Además, pretende contribuir en la formación de una comunidad global, incluyente, respetuosa de los instrumentos internacionales y de la protección de las prerrogativas fundamentales en el marco del sistema americano de derechos humanos.
6. Conforme a los argumentos expuestos, se ratificará la providencia impugnada.
3. DECISIÓN
En mérito de lo expuesto, la Corte Suprema de Justicia, en Sala de Casación Civil, administrando justicia en nombre de la República y por autoridad de la ley,
RESUELVE:
PRIMERO: CONFIRMAR la sentencia de fecha y lugar de procedencia anotada.
SEGUNDO: Notifíquese lo resuelto, mediante telegrama o por mensaje de datos a todos los interesados y envíese oportunamente el expediente a la Corte Constitucional para su eventual revisión.
NOTIFÍQUESE Y CÚMPLASE
FRANCISCO TERNERA BARRIOS
Presidente de Sala
ÁLVARO FERNANDO GARCÍA RESTREPO
HILDA GONZÁLEZ NEIRA
AROLDO WILSON QUIROZ MONSALVO
LUIS ALONSO RICO PUERTA
OCTAVIO AUGUSTO TEJEIRO DUQUE
(Con ausencia justificada)
LUIS ARMANDO TOLOSA VILLABONA
1 Revisadas las pruebas aportadas a esta senda se observa que el actor contestó la demanda el 18 de junio de 2019, cuando el aviso de notificación se encontraba anexado al expediente desde el 5 de ese mes y año; sin embargo, solo propuso la comentada nulidad hasta el 3 de julio siguiente, luego de haberse declarado extemporánea la réplica efectuada frente al libelo introductor.
2 CSJ. STC926-2020, de 5 de febrero de 2010, exp. 11001-02-03-000-2020-00242-00.
3 CSJ. STC2623-2020, de 11 de marzo de 2020, exp. 11001-02-03-000-2020-00688-00.

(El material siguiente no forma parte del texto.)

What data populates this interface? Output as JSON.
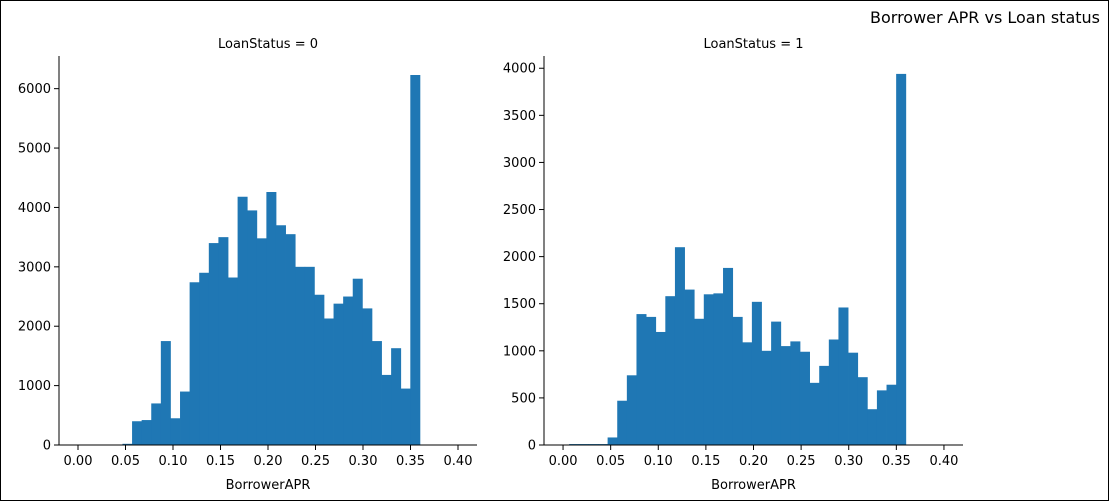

4 CSJ. STC. 14 Sep. 2007, Exp. 2012-01316-00, reiterado en STC. 27 Oct. 2011, Rad. 2011-02245-00.
5 Pacto de San José de Costa Rica, firmado el 22 de noviembre de 1969 y aprobado en Colombia por la Ley 16 de 1972.
6 Suscrita en Viena el 23 de mayo de 1969.
7 Aprobada por Colombia mediante la Ley 32 de 1985.
9 Corte IDH, Caso Vélez Restrepo y familiares Vs. Colombia, Excepción preliminar, Fondo, Reparaciones y Costas. Sentencia de 3 de septiembre de 2012. Serie C No. 248, párrs. 259 a 290, criterio reiterado Caso Masacre de Santo Domingo Vs. Colombia, Excepciones preliminares, Fondo, Reparaciones y Costas. Sentencia de 30 de noviembre de 2012. Serie C No. 259, párrs. 295 a 323.
10 Corte IDH, Caso de la Masacre de Las Dos Erres Vs. Guatemala, Excepción Preliminar, Fondo, Reparaciones y Costas. Sentencia de 24 de noviembre de 2009. Serie C No. 211, párrs. 229 a 274.
11 Corte IDH, Caso Furlan y familiares Vs. Argentina, Excepciones preliminares, Fondo, Reparaciones y Costas. Sentencia de 31 de agosto de 2012. Serie C No. 246, párrs. 278 a 308.